Rabu, 25 September 2013

PERJALANAN KASIH

Pagi itu seperti pagi-pagi biasanya. Setelah adzan shubuh berkumandang, maka beberapa menit kemudian akan berganti hp-ku yang akan berkumandang, yang mengisyaratkan bahwa satu pesan terindah penyambut pagi telah terjun membawa embun kesejukan. Pesan singkat darinya yang mampu memberi kesejukan bak embun pagi. Pesan indah yang akan membuatku enggan untuk menghapusnya. Sebuah pesan yang tak pernah bosan aku membacanya meski dalam sehari kadang pernah sampai kubaca sebanyak tujuh kali.
 “Matahariku, segeralah pancarkan sinarmu, bulan telah kembali ke peraduannya, jangan biarkan bumiku gelap, karena hanya pancaran sinarmulah yang mampu menerangi gelapnya bumiku ini”
Sangat indah. Itulah pujian yang sering keluar dari kedua bibir tipisku. Pesan singkat yang sering membuatku seakan melayang di atas awan dan terbang bersama burung-burung kecil atau bahkan pesan yang sering membutku gila setiap pagi karena senyum-senyum sendiri di depan cermin setiap kali membaca pesan tersebut. Mungkin karena pesan itu dikirim oleh seseorang yang sangat istimewa dihatiku, oleh karenanya meski sebenarnya pesan itu biasa-biasa saja, menjadi luar biasa saat aku yang membacanya.
***
Suasana kampus telah ramai meskipun masih pagi. “Hai……semua, tau enggak, weekend kali ini lumayan panjang lho” Jelas salah satu temanku yang sering aku panggil Mama. “Haa….iya ta Ma?” Jawabku dengan bersemangat memastikan. “Iiihhh Zada semangat banget sih kelihatannya, mau pulang ya” Jawab Mama sambil senyum-senyum tanpa tahu alasannya. “Iya lah Ma,,,,,Zada sudah kangen tuh sama seseorang yang nun jauh disana” Sindir salah satu temanku yang postur tubuhnya seperti model karena dia paling tinggi diantara keenam teman dekatku. Dengan malu-malu akhirnya aku menjawabnya “Iya Ma, sudah beberapa bulan aku tidak bertemu dengannya”. “Kangen yaa,,,,” Rahayu temanku yang paling usil mulai mengeluarkan suara.  “Zada, sebenarnya kamu masih berhubungan dengan Farid nggak sih?” ko’ kita sekarang jarang dengar cerita tentang kalian” Lanjutnya.  Tiba-tiba pertanyaan itu mengingatanku pada kejadian beberapa bulan yang lalu saat aku pulang ke rumah dan seakan berada diruang sidang yang sedang dihakimi oleh Bundaku sendiri mengenai hubunganku dengan ka’ Farid.

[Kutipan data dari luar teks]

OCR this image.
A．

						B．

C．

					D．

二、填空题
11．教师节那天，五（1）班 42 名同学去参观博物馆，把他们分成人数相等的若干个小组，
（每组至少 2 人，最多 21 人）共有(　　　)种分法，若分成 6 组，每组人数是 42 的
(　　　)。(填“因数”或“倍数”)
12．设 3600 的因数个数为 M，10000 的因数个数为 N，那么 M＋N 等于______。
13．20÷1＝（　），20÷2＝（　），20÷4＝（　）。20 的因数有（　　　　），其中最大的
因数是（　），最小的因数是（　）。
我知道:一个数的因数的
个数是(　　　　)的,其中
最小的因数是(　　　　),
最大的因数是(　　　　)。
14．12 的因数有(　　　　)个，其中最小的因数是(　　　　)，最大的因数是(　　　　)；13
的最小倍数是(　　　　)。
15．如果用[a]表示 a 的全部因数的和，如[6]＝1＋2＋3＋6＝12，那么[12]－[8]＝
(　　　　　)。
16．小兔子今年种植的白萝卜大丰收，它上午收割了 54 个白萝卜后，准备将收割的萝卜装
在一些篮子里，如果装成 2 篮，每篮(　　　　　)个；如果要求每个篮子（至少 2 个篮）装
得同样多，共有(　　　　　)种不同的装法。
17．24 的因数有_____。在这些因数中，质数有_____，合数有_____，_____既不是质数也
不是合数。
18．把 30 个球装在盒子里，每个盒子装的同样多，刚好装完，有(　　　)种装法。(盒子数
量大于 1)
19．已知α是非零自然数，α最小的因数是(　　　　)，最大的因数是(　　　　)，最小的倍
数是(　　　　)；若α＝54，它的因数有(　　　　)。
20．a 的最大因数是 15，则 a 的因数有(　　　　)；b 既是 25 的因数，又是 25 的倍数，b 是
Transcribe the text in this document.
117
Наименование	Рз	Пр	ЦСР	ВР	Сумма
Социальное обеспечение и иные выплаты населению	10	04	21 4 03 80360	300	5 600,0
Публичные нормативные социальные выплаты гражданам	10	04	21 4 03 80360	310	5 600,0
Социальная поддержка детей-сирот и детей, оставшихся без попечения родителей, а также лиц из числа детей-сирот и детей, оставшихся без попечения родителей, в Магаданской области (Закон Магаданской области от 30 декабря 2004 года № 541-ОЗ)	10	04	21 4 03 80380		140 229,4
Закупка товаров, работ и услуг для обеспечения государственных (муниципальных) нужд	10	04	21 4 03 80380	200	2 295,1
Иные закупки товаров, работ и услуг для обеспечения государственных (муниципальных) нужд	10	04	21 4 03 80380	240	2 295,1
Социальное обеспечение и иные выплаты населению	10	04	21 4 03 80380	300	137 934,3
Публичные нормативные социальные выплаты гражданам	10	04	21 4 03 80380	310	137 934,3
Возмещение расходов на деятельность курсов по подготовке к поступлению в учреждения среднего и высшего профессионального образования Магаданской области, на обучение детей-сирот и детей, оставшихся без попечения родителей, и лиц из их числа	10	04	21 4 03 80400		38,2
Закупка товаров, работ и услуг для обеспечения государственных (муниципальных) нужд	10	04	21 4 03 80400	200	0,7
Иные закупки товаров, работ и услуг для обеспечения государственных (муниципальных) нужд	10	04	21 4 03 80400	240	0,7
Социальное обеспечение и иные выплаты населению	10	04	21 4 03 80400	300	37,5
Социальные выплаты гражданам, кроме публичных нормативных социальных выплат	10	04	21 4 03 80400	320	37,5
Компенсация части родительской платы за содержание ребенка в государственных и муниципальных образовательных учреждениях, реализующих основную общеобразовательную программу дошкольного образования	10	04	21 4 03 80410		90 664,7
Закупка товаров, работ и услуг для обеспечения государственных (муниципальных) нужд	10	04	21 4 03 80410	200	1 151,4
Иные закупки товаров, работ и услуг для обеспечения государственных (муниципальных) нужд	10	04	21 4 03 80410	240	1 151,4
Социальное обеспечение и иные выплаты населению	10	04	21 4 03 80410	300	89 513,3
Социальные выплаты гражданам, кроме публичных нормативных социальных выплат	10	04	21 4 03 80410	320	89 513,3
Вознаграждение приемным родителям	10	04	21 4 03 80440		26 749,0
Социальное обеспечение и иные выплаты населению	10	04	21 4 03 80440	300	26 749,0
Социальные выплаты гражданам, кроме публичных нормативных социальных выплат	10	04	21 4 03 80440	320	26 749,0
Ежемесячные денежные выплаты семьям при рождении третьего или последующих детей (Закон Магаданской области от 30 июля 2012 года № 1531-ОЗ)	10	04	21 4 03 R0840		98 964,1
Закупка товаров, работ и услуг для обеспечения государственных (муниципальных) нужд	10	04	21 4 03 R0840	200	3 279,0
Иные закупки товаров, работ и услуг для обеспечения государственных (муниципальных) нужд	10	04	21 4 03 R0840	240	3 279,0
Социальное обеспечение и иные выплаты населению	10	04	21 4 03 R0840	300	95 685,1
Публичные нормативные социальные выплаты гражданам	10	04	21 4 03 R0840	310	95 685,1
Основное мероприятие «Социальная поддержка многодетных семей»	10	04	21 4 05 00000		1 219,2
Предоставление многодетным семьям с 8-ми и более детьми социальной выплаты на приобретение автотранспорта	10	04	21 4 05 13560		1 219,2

“Bunda tidak setuju jika kamu masih berhubungan dengan Farid, Farid itu bukan mahasiswa yang cerdas. Benar dia seorang aktivis tapi dia tidak bisa menyeimbangkan kuliah dan kegiatannya menjadi aktivis, Bunda tidak mau jika anak Bunda terpengaruh dengan perilakunya yang tidak mencerminkan seorang mahasiwa” Itulah kata-kata bunda yang masih bisa kuingat jelas di kepala.
“Ehmmm, jadi Bundamu tidak setuju kalau kamu sama ka’ Farid” sahut Rahayu setelah kuceritakan semua kepada mereka. “Kita sebenarnya saling menyayangi, ka’ Farid pernah berjanji padaku bahwa dia tidak main-main dengan hubungan ini, begitupun dengan aku, aku tidak mau jika hubungan kita hanya sekedar main-main yang tidak jelas jluntrungannya. Beberapa bulan yang lalu pasca kejadian Bunda yang marah-marah karena tahu hubunganku dengan ka’ Farid, sebenarnya ka’ Farid ingin datang ke rumah dan bilang pada Bunda bahwa dia sebenarnya ingin segera melamar anaknya yang sangat dia cintai ini, tapi aku melarangnya dengan alasan, yaaa,,,, kalian tahu sendiri kan bagaimana sikap Bunda jika sudah tidak suka pada seseorang, bisa-bisa ka’ Farid digigit saat dia berani datang ke rumah dan menemuiku” Jelasku panjang lebar kepada mereka. “Terus selama ini kalian tidak pernah ketemuan di rumah?” Tanya Ikha salah satu temanku yang pipinya seringkali ingin kucubit saking tembemnya.  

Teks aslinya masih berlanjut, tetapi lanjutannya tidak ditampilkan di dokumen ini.